Love vs Grace

I have a friend who has recently filed for divorce.  I don’t know the details but I know the next few months will be difficult.

I’ve been through three divorces. The first one when I was a junior in high school.  My parents had been unhappy for a long time.  Well all my life really.  My dad was mad at his dad.  That grandpa died before I was born.  I know very little of him and about the only picture I’ve seen is in my parent’s wedding album.

There were other issues as well.  Mom would call my sister and I into her room periodically and let us know we may be leaving Daddy if he didn’t stop drinking.  So when she asked me what I thought that last time, I told her, “You’ve been talking about this for years, go ahead and do it.”  She did.

And life fell apart.

I married a few years later.  Way too young.  However, I have children I love dearly and wouldn’t change a thing.  Well, yes, I am sorry there wasn’t more I could do for the kids dad.

Love wasn’t enough.  He had demons he was fighting and it destroyed everything.  I stayed as long as I could but there came a day I knew none of would be OK if I didn’t get myself and the kids out.
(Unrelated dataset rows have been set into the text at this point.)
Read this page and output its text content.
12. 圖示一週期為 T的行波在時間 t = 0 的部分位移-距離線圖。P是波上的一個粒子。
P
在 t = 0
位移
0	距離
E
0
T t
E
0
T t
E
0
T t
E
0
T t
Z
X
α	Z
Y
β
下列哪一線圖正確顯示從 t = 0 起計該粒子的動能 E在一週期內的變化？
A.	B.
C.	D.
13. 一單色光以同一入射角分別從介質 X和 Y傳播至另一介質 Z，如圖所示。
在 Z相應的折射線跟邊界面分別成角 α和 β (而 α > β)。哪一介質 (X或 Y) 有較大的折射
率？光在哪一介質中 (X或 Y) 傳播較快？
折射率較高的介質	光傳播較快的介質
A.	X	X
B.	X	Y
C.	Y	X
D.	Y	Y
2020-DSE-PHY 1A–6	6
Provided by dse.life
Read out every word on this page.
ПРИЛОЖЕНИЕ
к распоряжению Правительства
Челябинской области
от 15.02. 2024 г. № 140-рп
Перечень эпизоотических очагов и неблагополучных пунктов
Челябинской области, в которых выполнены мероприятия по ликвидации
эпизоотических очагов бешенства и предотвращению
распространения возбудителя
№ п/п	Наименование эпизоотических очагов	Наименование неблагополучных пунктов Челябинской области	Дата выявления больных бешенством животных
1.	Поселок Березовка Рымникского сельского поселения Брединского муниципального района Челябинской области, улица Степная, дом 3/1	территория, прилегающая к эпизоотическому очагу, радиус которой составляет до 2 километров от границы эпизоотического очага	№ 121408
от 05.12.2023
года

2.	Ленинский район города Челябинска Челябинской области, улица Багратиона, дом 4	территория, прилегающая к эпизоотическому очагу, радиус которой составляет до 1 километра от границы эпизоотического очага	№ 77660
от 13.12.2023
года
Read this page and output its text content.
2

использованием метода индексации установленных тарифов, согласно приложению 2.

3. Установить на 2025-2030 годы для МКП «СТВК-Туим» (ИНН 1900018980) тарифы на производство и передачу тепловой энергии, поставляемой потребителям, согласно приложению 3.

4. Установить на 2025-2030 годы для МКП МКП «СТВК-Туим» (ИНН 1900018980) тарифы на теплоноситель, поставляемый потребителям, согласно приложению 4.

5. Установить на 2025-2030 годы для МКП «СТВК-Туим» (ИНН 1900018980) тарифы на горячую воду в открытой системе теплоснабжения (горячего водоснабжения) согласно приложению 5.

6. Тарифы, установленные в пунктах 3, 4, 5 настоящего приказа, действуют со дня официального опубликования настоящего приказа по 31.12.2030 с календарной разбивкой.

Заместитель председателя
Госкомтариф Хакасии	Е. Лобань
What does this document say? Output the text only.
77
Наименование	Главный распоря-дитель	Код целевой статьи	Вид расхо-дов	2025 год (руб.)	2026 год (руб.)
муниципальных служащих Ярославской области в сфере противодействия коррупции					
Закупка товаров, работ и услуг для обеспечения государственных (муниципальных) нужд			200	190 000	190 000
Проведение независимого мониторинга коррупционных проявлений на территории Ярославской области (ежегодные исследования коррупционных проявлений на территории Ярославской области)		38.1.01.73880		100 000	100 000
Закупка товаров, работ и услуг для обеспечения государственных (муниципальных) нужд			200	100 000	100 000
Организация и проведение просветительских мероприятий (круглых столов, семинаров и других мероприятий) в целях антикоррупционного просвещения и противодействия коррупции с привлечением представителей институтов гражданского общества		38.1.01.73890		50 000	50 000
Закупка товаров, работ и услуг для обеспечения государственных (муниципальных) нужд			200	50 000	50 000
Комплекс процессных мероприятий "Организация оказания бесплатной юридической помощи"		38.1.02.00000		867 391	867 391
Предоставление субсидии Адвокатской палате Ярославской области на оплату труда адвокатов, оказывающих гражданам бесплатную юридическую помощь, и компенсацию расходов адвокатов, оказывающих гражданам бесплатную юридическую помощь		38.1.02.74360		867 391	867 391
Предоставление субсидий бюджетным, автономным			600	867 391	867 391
I didn’t hate him, I just didn’t love him anymore.  Or more correctly, the most loving thing I could do was to leave.

Then another marriage.  That failed.

And now Gpa has dementia.

Love hasn’t been able to change a thing.

It hasn’t been enough.

And I struggle with that.  I love all these people and it doesn’t make a difference.  Life is still hard.  Demons still torment.  Past anger still festering.  Things said and done that can’t be taken back.

But what is enough is grace.

Grace wipes the slate clean.  It’s a do over.  Let’s start fresh.

Create something new.  Better.

I want this for my friend.  Something to look forward to, a letting go of the baggage.